Meta descrição: A União Europeia e a Índia selaram nesta terça-feira um acordo de livre comércio após duas décadas de negociações, criando uma zona de livre comércio para 2 bilhões de pessoas e buscando reduzir a influência da China e os efeitos da guerra tarifária com os EUA. A parceria marca um passo estratégico para o comércio global em um contexto geopolítico incerto.
O primeiro-ministro indiano, Narendra Modi, celebrou o acordo, dizendo que ele trará muitas oportunidades e que representa quase 25% do PIB mundial e um terço do comércio internacional, segundo as autoridades.
A presidente da Comissão Europeia, Ursula von der Leyen, afirmou que Europa e Índia fizeram história hoje, destacando que o acordo cria uma zona de livre comércio para 2 bilhões de pessoas e deve beneficiar ambas as partes.
Os últimos obstáculos para a conclusão foram superados na segunda-feira, durante as negociações finais, com as duas partes confiantes de que o pacto avançará rapidamente.
As autoridades esperam que o acordo impulsione o comércio ao reduzir tarifas em diversos setores, abrindo caminhos para maior integração econômica entre as duas regiões.
Bruxelas estima que a redução das tarifas indianas sobre importações europeias pode proporcionar à UE economias de até 4 bilhões de euros por ano (? 4,75 bilhões de dólares).

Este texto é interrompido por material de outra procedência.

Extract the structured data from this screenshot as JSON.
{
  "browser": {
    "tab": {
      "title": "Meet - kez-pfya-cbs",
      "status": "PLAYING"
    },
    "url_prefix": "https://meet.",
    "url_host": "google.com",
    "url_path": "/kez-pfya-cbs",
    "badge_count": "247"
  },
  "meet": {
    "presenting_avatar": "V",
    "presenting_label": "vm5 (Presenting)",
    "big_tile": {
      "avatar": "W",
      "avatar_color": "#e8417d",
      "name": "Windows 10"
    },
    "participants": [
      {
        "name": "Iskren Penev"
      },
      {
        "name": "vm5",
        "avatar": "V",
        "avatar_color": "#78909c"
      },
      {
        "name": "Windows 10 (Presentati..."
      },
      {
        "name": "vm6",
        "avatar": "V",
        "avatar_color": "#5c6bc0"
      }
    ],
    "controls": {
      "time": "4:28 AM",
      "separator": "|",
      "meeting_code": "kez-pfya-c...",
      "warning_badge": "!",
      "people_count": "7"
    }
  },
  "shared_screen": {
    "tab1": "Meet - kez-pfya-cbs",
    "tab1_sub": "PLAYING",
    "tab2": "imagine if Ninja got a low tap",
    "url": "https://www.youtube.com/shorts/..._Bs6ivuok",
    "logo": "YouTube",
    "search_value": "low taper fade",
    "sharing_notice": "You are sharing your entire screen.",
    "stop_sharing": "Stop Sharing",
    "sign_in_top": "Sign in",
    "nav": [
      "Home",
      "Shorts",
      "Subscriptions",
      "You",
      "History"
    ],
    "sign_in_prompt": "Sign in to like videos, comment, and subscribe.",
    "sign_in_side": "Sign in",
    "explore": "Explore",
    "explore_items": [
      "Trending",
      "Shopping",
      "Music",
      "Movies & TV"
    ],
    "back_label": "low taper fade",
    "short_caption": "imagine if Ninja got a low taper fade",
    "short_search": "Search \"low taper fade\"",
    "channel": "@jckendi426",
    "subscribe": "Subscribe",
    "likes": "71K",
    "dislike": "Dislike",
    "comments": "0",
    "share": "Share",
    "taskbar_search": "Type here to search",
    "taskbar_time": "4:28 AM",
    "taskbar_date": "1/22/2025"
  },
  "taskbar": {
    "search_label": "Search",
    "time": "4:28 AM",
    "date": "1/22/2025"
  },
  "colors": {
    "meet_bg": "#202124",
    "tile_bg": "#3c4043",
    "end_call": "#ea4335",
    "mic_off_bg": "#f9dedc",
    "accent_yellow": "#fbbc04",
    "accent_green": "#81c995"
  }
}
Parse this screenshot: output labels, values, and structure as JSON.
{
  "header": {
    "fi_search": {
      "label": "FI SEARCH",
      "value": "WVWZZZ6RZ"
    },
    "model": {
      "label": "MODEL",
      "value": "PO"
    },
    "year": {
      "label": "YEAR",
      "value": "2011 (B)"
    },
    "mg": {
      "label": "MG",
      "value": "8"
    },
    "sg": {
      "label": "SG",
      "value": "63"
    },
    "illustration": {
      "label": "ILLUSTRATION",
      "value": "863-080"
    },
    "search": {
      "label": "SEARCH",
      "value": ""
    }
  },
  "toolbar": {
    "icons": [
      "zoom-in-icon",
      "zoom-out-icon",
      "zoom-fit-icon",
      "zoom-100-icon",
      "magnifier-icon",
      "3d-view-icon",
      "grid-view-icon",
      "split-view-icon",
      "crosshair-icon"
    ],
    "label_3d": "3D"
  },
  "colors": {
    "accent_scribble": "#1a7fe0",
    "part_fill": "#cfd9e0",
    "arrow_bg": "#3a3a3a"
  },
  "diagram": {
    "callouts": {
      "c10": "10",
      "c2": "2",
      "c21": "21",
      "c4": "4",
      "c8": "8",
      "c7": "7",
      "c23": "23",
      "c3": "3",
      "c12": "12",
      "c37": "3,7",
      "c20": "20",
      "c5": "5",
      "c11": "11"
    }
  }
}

A Alemanha elogiou o acordo, destacando seu potencial como motor de crescimento e empregos.
O anúncio ocorre pouco depois de a UE concluir, em 17 de janeiro, um acordo com o Mercosul, o que posiciona a Europa como uma parceira estratégica com mercados emergentes, apesar de controvérsias sobre ratificação.

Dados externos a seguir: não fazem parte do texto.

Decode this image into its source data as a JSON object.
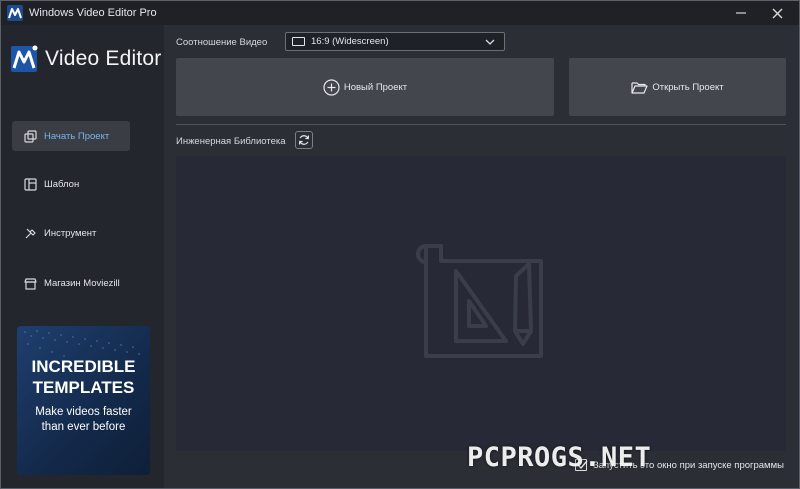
{
  "window": {
    "title": "Windows Video Editor Pro"
  },
  "brand": {
    "name": "Video Editor"
  },
  "sidebar": {
    "items": [
      {
        "label": "Начать Проект",
        "icon": "start-project-icon",
        "active": true
      },
      {
        "label": "Шаблон",
        "icon": "template-icon",
        "active": false
      },
      {
        "label": "Инструмент",
        "icon": "tool-icon",
        "active": false
      },
      {
        "label": "Магазин Moviezill",
        "icon": "store-icon",
        "active": false
      }
    ]
  },
  "promo": {
    "title_line1": "INCREDIBLE",
    "title_line2": "TEMPLATES",
    "sub_line1": "Make videos faster",
    "sub_line2": "than ever before"
  },
  "main": {
    "ratio_label": "Соотношение Видео",
    "ratio_value": "16:9 (Widescreen)",
    "new_project": "Новый Проект",
    "open_project": "Открыть Проект",
    "library_label": "Инженерная Библиотека",
    "startup_label": "Запустить это окно при запуске программы",
    "startup_checked": true
  },
  "watermark": "PCPROGS.NET",
  "colors": {
    "accent_blue": "#7ab4ee",
    "sidebar_bg": "#23262c",
    "main_bg": "#2b2e35",
    "button_bg": "#43464c",
    "library_bg": "#272a36"
  }
}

Entre os destaques da liberalização, as tarifas sobre veículos made in Europe cairão de 110% para 10%, as do vinho de 150% para 20% e as da massa ou do chocolate serão totalmente eliminadas.

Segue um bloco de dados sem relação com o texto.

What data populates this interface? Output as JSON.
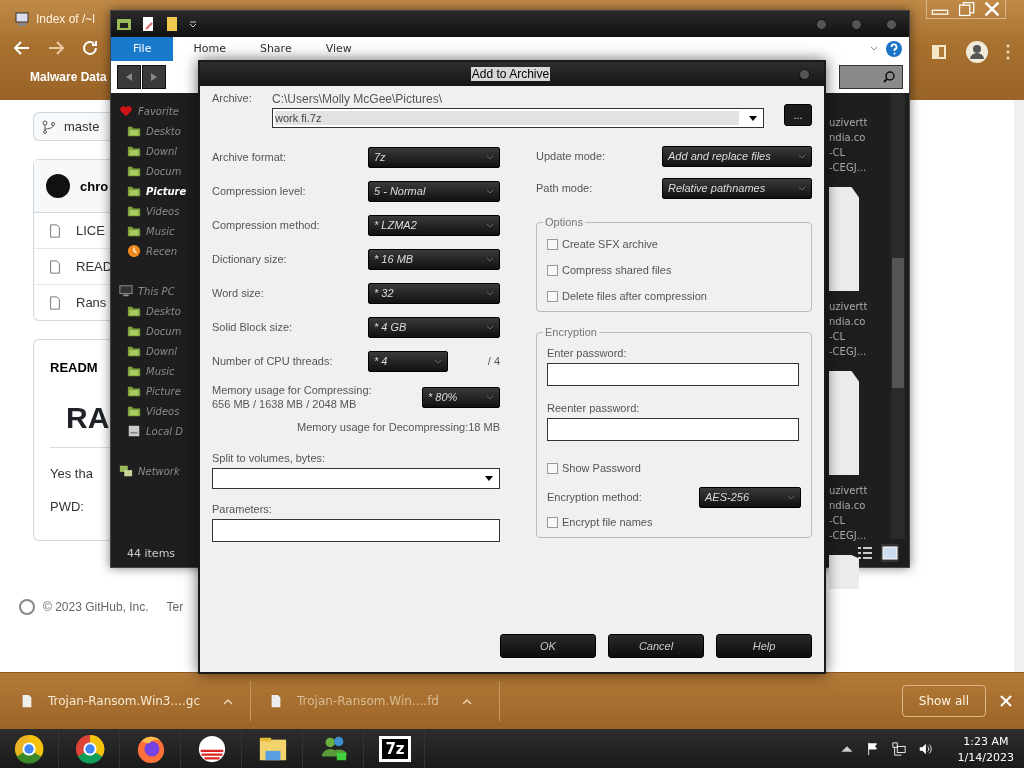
{
  "browser": {
    "tab_title": "Index of /~l",
    "bookmark": "Malware Data",
    "page": {
      "branch": "maste",
      "owner": "chro",
      "files": [
        "LICE",
        "READ",
        "Rans"
      ],
      "readme_label": "READM",
      "heading": "RA",
      "lines": [
        "Yes tha",
        "PWD:"
      ],
      "footer": "© 2023 GitHub, Inc.",
      "footer_link": "Ter"
    }
  },
  "explorer": {
    "ribbon_tabs": [
      {
        "label": "File",
        "selected": true
      },
      {
        "label": "Home",
        "selected": false
      },
      {
        "label": "Share",
        "selected": false
      },
      {
        "label": "View",
        "selected": false
      }
    ],
    "nav": [
      {
        "label": "Favorite",
        "kind": "heart",
        "selected": false,
        "children": [
          {
            "label": "Deskto",
            "kind": "folder",
            "selected": false
          },
          {
            "label": "Downl",
            "kind": "folder",
            "selected": false
          },
          {
            "label": "Docum",
            "kind": "folder",
            "selected": false
          },
          {
            "label": "Picture",
            "kind": "folder",
            "selected": true
          },
          {
            "label": "Videos",
            "kind": "folder",
            "selected": false
          },
          {
            "label": "Music",
            "kind": "folder",
            "selected": false
          },
          {
            "label": "Recen",
            "kind": "recent",
            "selected": false
          }
        ]
      },
      {
        "label": "This PC",
        "kind": "pc",
        "selected": false,
        "children": [
          {
            "label": "Deskto",
            "kind": "folder",
            "selected": false
          },
          {
            "label": "Docum",
            "kind": "folder",
            "selected": false
          },
          {
            "label": "Downl",
            "kind": "folder",
            "selected": false
          },
          {
            "label": "Music",
            "kind": "folder",
            "selected": false
          },
          {
            "label": "Picture",
            "kind": "folder",
            "selected": false
          },
          {
            "label": "Videos",
            "kind": "folder",
            "selected": false
          },
          {
            "label": "Local D",
            "kind": "drive",
            "selected": false
          }
        ]
      },
      {
        "label": "Network",
        "kind": "network",
        "selected": false
      }
    ],
    "files": [
      {
        "lines": [
          "uzivertt",
          "ndia.co",
          "-CL",
          "-CEGJ..."
        ]
      },
      {
        "lines": [
          "uzivertt",
          "ndia.co",
          "-CL",
          "-CEGJ..."
        ]
      },
      {
        "lines": [
          "uzivertt",
          "ndia.co",
          "-CL",
          "-CEGJ..."
        ]
      }
    ],
    "status": "44 items"
  },
  "dialog": {
    "title": "Add to Archive",
    "archive_label": "Archive:",
    "archive_path": "C:\\Users\\Molly McGee\\Pictures\\",
    "archive_name": "work fi.7z",
    "browse": "...",
    "settings": [
      {
        "kind": "select",
        "label": "Archive format:",
        "value": "7z"
      },
      {
        "kind": "select",
        "label": "Compression level:",
        "value": "5 - Normal"
      },
      {
        "kind": "select",
        "label": "Compression method:",
        "value": "* LZMA2"
      },
      {
        "kind": "select",
        "label": "Dictionary size:",
        "value": "* 16 MB"
      },
      {
        "kind": "select",
        "label": "Word size:",
        "value": "* 32"
      },
      {
        "kind": "select",
        "label": "Solid Block size:",
        "value": "* 4 GB"
      },
      {
        "kind": "threads",
        "label": "Number of CPU threads:",
        "value": "* 4",
        "suffix": "/ 4"
      },
      {
        "kind": "memory",
        "label": "Memory usage for Compressing:",
        "detail": "656 MB / 1638 MB / 2048 MB",
        "value": "* 80%"
      },
      {
        "kind": "reading",
        "label": "Memory usage for Decompressing:",
        "reading": "18 MB"
      }
    ],
    "split": {
      "label": "Split to volumes, bytes:"
    },
    "parameters": {
      "label": "Parameters:"
    },
    "modes": [
      {
        "label": "Update mode:",
        "value": "Add and replace files"
      },
      {
        "label": "Path mode:",
        "value": "Relative pathnames"
      }
    ],
    "options": {
      "title": "Options",
      "items": [
        {
          "label": "Create SFX archive",
          "checked": false
        },
        {
          "label": "Compress shared files",
          "checked": false
        },
        {
          "label": "Delete files after compression",
          "checked": false
        }
      ]
    },
    "encryption": {
      "title": "Encryption",
      "password_label": "Enter password:",
      "reenter_label": "Reenter password:",
      "show_password": {
        "label": "Show Password",
        "checked": false
      },
      "method_label": "Encryption method:",
      "method": "AES-256",
      "encrypt_names": {
        "label": "Encrypt file names",
        "checked": false
      }
    },
    "buttons": [
      "OK",
      "Cancel",
      "Help"
    ]
  },
  "downloads": {
    "items": [
      "Trojan-Ransom.Win3....gc",
      "Trojan-Ransom.Win....fd"
    ],
    "show_all": "Show all"
  },
  "taskbar": {
    "apps": [
      {
        "kind": "canary"
      },
      {
        "kind": "chrome"
      },
      {
        "kind": "firefox"
      },
      {
        "kind": "striped"
      },
      {
        "kind": "explorer"
      },
      {
        "kind": "people"
      },
      {
        "kind": "sevenzip",
        "label": "7z"
      }
    ],
    "clock": {
      "time": "1:23 AM",
      "date": "1/14/2023"
    }
  }
}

Von der Leyen disse que a UE espera ver as exportações dobrarem, refletindo o acesso mais amplo já concedido a um parceiro europeu ao mercado indiano, país de crescimento acelerado.
A Índia pretende fortalecer as exportações de têxteis, joias, pedras preciosas e couro, com 2024 registrando comércio de mercadorias em 120 bilhões de euros e serviços em 60 bilhões de euros, segundo dados da UE.
Segundo o FMI, a Índia, com 1,5 bilhão de habitantes, deve superar o Japão neste ano como a quarta maior economia mundial, mantendo o ímpeto de crescimento até 2030.
Nova Délhi vê a Europa como fonte indispensável de tecnologia e investimentos para modernizar a economia e gerar milhões de empregos, além de planejar acordos sobre circulação de trabalhadores temporários, intercâmbio estudantil e cooperação em defesa.
No âmbito da defesa, a Índia amplia fornecedores além da Rússia, enquanto a Europa busca diversificar parcerias com os Estados Unidos, fortalecendo a cooperação estratégica entre as duas regiões.
Palavras-chave: UE, Índia, acordo de livre comércio, tarifas, comércio mundial, investimentos.